Last week, I commented on the ups and downs of being forced to follow a strict limit on the number of words used when writing for print publication. Another difference in writing for another publication, as opposed to the blog, is a loss of control over the formatting of the article itself. The newsletter can't just print an article, as is, with no formatting changes. There'd either be lots of blank space below the article on the page, or the paper would run out before the article was done. The newsletter editor must arrange the text, choose a size, a font, add pictures, draw a text box, etc. Whatever it takes to make the article fit the paper, and draw attention to the parts of the article that deserve it.
One thing I've noticed in the past couple of articles I've had published is that, while the editor has not actually changed any of my words (which would be their right), many of the words I'd had italicized wind up not being italicized in the printed article. In addition, it seems that this time, they also removed my footnotes. I'm not sure why this is. Perhaps the editor thought they were superfluous. Perhaps the word processing software missed them when I e-mailed the article. I don't know. After I send the article away, I have no further control over the process before seeing the article printed in the newsletter.
For this reason, it's nice that I retain the right to my own articles, enabling me to reprint them here on the blog in a more complete version. This is only a little bit different than the version printed (my intended footnotes are done as hyperlinks here, italics are added back in, and a few sentences are a little different), but at least I have control over my own work again.
When searching for an apartment a few years ago, my wife commented that trying to find housing in Southern California is like being thrust into the Total Perspective Vortex.
Readers of Douglas Adams’ Hitchhiker’s Guide trilogy (which is actually five books, but that’s another matter) will be familiar with the concept of the “Total Perspective Vortex.” A person thrust into the Total Perspective Vortex sees the “unimaginable infinity of creation” in a single moment. Somewhere within that infinity, on “a microscopic dot on a microscopic dot,” is a marker reading “you are here.”

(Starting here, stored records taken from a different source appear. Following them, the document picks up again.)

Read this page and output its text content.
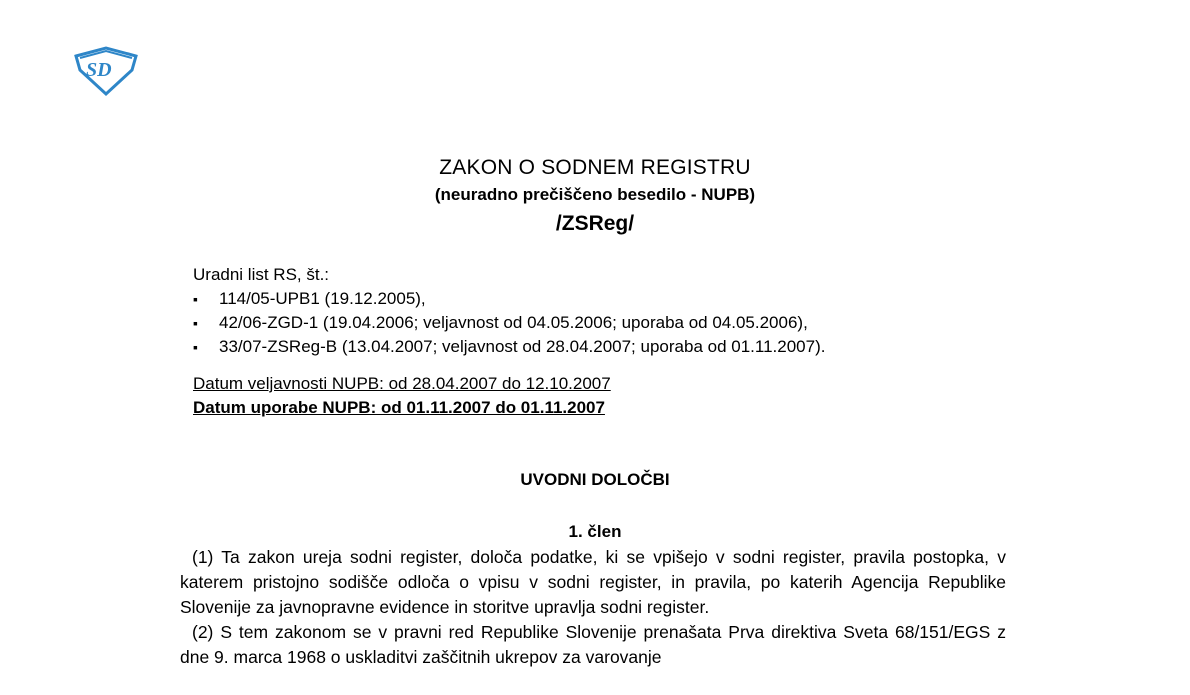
SD
ZAKON O SODNEM REGISTRU
(neuradno prečiščeno besedilo - NUPB)
/ZSReg/
Uradni list RS, št.:
▪ 114/05-UPB1 (19.12.2005),
▪ 42/06-ZGD-1 (19.04.2006; veljavnost od 04.05.2006; uporaba od 04.05.2006),
▪ 33/07-ZSReg-B (13.04.2007; veljavnost od 28.04.2007; uporaba od 01.11.2007).
Datum veljavnosti NUPB: od 28.04.2007 do 12.10.2007
Datum uporabe NUPB: od 01.11.2007 do 01.11.2007
UVODNI DOLOČBI
1. člen

(1) Ta zakon ureja sodni register, določa podatke, ki se vpišejo v sodni register, pravila postopka, v katerem pristojno sodišče odloča o vpisu v sodni register, in pravila, po katerih Agencija Republike Slovenije za javnopravne evidence in storitve upravlja sodni register.

(2) S tem zakonom se v pravni red Republike Slovenije prenašata Prva direktiva Sveta 68/151/EGS z dne 9. marca 1968 o uskladitvi zaščitnih ukrepov za varovanje
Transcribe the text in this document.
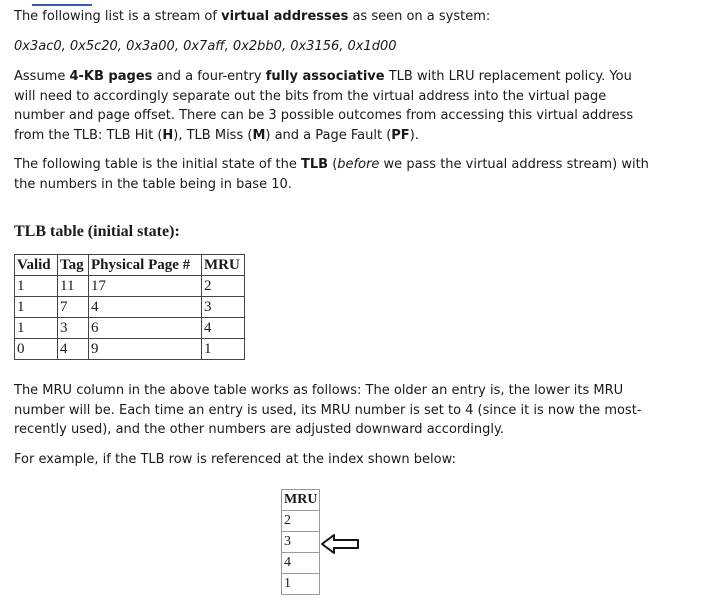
The following list is a stream of virtual addresses as seen on a system:

0x3ac0, 0x5c20, 0x3a00, 0x7aff, 0x2bb0, 0x3156, 0x1d00

Assume 4-KB pages and a four-entry fully associative TLB with LRU replacement policy. You will need to accordingly separate out the bits from the virtual address into the virtual page number and page offset. There can be 3 possible outcomes from accessing this virtual address from the TLB: TLB Hit (H), TLB Miss (M) and a Page Fault (PF).

The following table is the initial state of the TLB (before we pass the virtual address stream) with the numbers in the table being in base 10.

TLB table (initial state):
Valid	Tag	Physical Page #	MRU
1	11	17	2
1	7	4	3
1	3	6	4
0	4	9	1

The MRU column in the above table works as follows: The older an entry is, the lower its MRU number will be. Each time an entry is used, its MRU number is set to 4 (since it is now the most-recently used), and the other numbers are adjusted downward accordingly.

For example, if the TLB row is referenced at the index shown below:

MRU
2
3
4
1
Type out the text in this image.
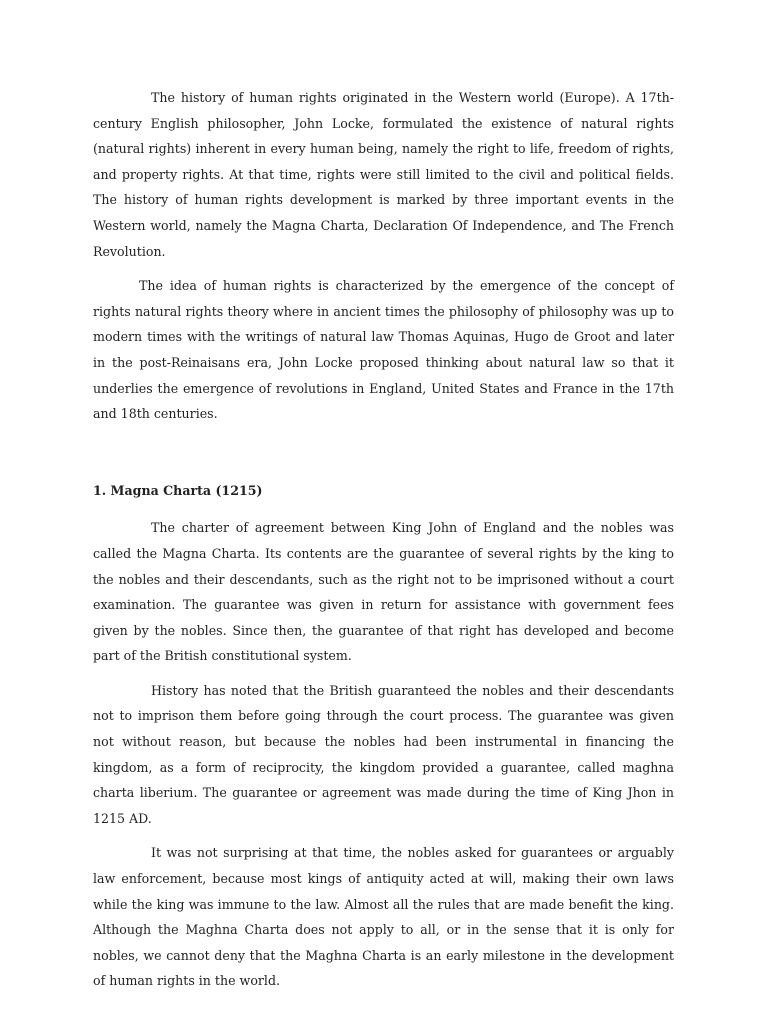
The history of human rights originated in the Western world (Europe). A 17th-century English philosopher, John Locke, formulated the existence of natural rights (natural rights) inherent in every human being, namely the right to life, freedom of rights, and property rights. At that time, rights were still limited to the civil and political fields. The history of human rights development is marked by three important events in the Western world, namely the Magna Charta, Declaration Of Independence, and The French Revolution.

The idea of human rights is characterized by the emergence of the concept of rights natural rights theory where in ancient times the philosophy of philosophy was up to modern times with the writings of natural law Thomas Aquinas, Hugo de Groot and later in the post-Reinaisans era, John Locke proposed thinking about natural law so that it underlies the emergence of revolutions in England, United States and France in the 17th and 18th centuries.

1. Magna Charta (1215)

The charter of agreement between King John of England and the nobles was called the Magna Charta. Its contents are the guarantee of several rights by the king to the nobles and their descendants, such as the right not to be imprisoned without a court examination. The guarantee was given in return for assistance with government fees given by the nobles. Since then, the guarantee of that right has developed and become part of the British constitutional system.

History has noted that the British guaranteed the nobles and their descendants not to imprison them before going through the court process. The guarantee was given not without reason, but because the nobles had been instrumental in financing the kingdom, as a form of reciprocity, the kingdom provided a guarantee, called maghna charta liberium. The guarantee or agreement was made during the time of King Jhon in 1215 AD.

It was not surprising at that time, the nobles asked for guarantees or arguably law enforcement, because most kings of antiquity acted at will, making their own laws while the king was immune to the law. Almost all the rules that are made benefit the king. Although the Maghna Charta does not apply to all, or in the sense that it is only for nobles, we cannot deny that the Maghna Charta is an early milestone in the development of human rights in the world.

While looking for a place to live doesn’t quite allow one to see the entire universe, it does provide an opportunity for traveling many miles endlessly, seeing cities and suburbs that have not been previously seen, despite living in Southern California for many years. And while there’s no “you are here” sign, talking to multiple landlords only to find that they do not have anything to offer you (“we don’t accept pets,” “that apartment has already been rented,” the place is too small, or too run-down, or too expensive) does lead one to ponder the meaninglessness of one’s existence in the grander scheme of things.
In Adams’ book, a person who experienced the Total Perspective Vortex (and survived) was driven insane.
Why is looking for housing in Southern California such a highway to madness? One reason might be the high cost of living in this area. “Affordable rent" is generally defined as requiring "not more than 30 percent of an income.” The average rent in Pasadena is $1209 per month for a 2 bedroom apartment. Doing the math, this means that the couple would have to make $4030 each month to afford their rent. If a husband and wife both worked 40 hours a week, this means that each spouse would need a job paying approximately $11 an hour to “afford” their rent.
The current minimum wage in California is $6.75 an hour. Needless to say, there are lots of people who don’t earn enough to meet the government’s standards for affordable housing. I consider myself fortunate to have a fairly stable job here at the seminary. Since my wife is a student, she does not work full-time, and although we do get student financial assistance, we find ourselves constantly struggling to avoid going into debt. We don’t have any children, and so only have to worry about paying for ourselves. What about the person or family that doesn’t have such job security, and has several children to pay the costs of raising? It is easy to see how a twist of fate could send a family already in such a precarious position into utter destitution.
Clearly, this is an all-too common story in Pasadena. One can’t walk downtown for any length of time without seeing someone who is homeless, having to beg for whatever money generous people are willing to spare, just so that they can find their next meal. Each of these people has their own story. It’s far too easy to say that such people made poor life decisions, and that this is why they’re currently on the streets. There are plenty of people out there who are “playing by the rules,” so to speak, who still find themselves unable to make ends meet.
Does God have anything to say about this? I think so. Surely God does not intend for us to feel that our existence is meaningless as we face the harsh realities of our world. Acts 4:32-37 shows how the early Christians cared for each other. This is a pattern for us, as well, though our individual responsibilities may differ according to our own gifts and abilities. Some may volunteer to work at a homeless shelter. Others may donate material resources. Others may advocate for social policies that aid those in need.
My wife and I have considered ourselves blessed to have been able to find housing when we’ve needed it, and to have had the help of family and good friends who have helped us out during those transitional times. Not everyone has been so lucky. We know that many of our friends have had great struggles in finding housing, and can only hope that we have been able to provide assistance to them when they’ve needed it. Our perspective may never be total (thank goodness!), but hopefully the blessings we have been given may grant us some perspective on God’s call to help those who we come across in our little corner of the universe.